Found your paddle today at the bottom of Big A. I stashed it on river left at the bottom of the rapid. Right near where the 2 big rocks stick out into the bottom of the drop from river left. Pulled the pogies from the paddle. Give me an address and I can send those up to you. Atom....



yakin' said:


> Yesterday (4/4) my buddy lost my extra paddle in the slot of the left run of Big Arsenic. He was upside down with his arms extended and it was ripped from his hands. Not sure if it got stuck in there or went downstream. We were more concerned with getting him safely to shore and never saw it again.
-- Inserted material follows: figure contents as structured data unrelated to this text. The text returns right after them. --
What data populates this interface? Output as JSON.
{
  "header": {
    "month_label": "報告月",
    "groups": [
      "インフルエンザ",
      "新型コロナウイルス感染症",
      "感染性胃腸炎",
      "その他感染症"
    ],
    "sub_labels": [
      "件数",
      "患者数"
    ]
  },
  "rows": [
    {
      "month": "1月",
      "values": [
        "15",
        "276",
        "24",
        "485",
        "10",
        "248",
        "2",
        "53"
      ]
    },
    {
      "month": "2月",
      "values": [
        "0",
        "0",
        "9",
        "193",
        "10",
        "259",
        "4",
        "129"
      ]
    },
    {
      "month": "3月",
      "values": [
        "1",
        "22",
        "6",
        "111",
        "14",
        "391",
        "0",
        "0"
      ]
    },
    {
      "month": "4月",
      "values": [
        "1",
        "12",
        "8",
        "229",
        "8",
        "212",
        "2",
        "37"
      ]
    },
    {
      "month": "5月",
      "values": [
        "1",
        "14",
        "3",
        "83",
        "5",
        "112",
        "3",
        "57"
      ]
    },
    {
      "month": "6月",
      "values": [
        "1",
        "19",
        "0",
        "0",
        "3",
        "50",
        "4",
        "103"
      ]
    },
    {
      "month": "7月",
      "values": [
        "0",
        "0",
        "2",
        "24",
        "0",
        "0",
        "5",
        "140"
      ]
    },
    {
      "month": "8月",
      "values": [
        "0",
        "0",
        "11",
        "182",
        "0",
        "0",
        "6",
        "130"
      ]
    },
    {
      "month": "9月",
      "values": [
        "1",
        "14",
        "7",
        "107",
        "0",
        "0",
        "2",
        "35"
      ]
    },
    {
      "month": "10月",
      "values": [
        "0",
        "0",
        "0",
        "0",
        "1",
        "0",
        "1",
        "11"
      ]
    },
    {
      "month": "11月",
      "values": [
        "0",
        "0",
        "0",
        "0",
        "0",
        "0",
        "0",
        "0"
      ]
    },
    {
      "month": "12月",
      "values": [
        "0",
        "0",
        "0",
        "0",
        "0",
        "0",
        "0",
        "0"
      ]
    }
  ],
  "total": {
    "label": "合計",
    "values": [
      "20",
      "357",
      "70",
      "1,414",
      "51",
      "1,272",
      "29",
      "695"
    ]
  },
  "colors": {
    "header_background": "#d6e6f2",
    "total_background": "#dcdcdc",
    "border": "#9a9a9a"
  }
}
It is a white blade and black shaft werner with a left hand brewing co. sticker on one of the blades. It also has my phone # on it, so a case of beer is up for whoever finds and returns it. Just a heads up to be careful in that rapid when flows drop. Please scout that slot move, because it could be dangerous if it's stuck in there.
> 
> Scott


----------



## D. Hippie (Feb 18, 2008)

Thanks Atom. I'm coming down to NM this weekend for the embudo and maybe a few other runs. Not sure what the schedule is yet, but if you give me a call I'll come by and grab those pogies. Gotta get down in the box again to grab that paddle since it's my playboating paddle. Thanks again,

Scott
(970)987-1507


----------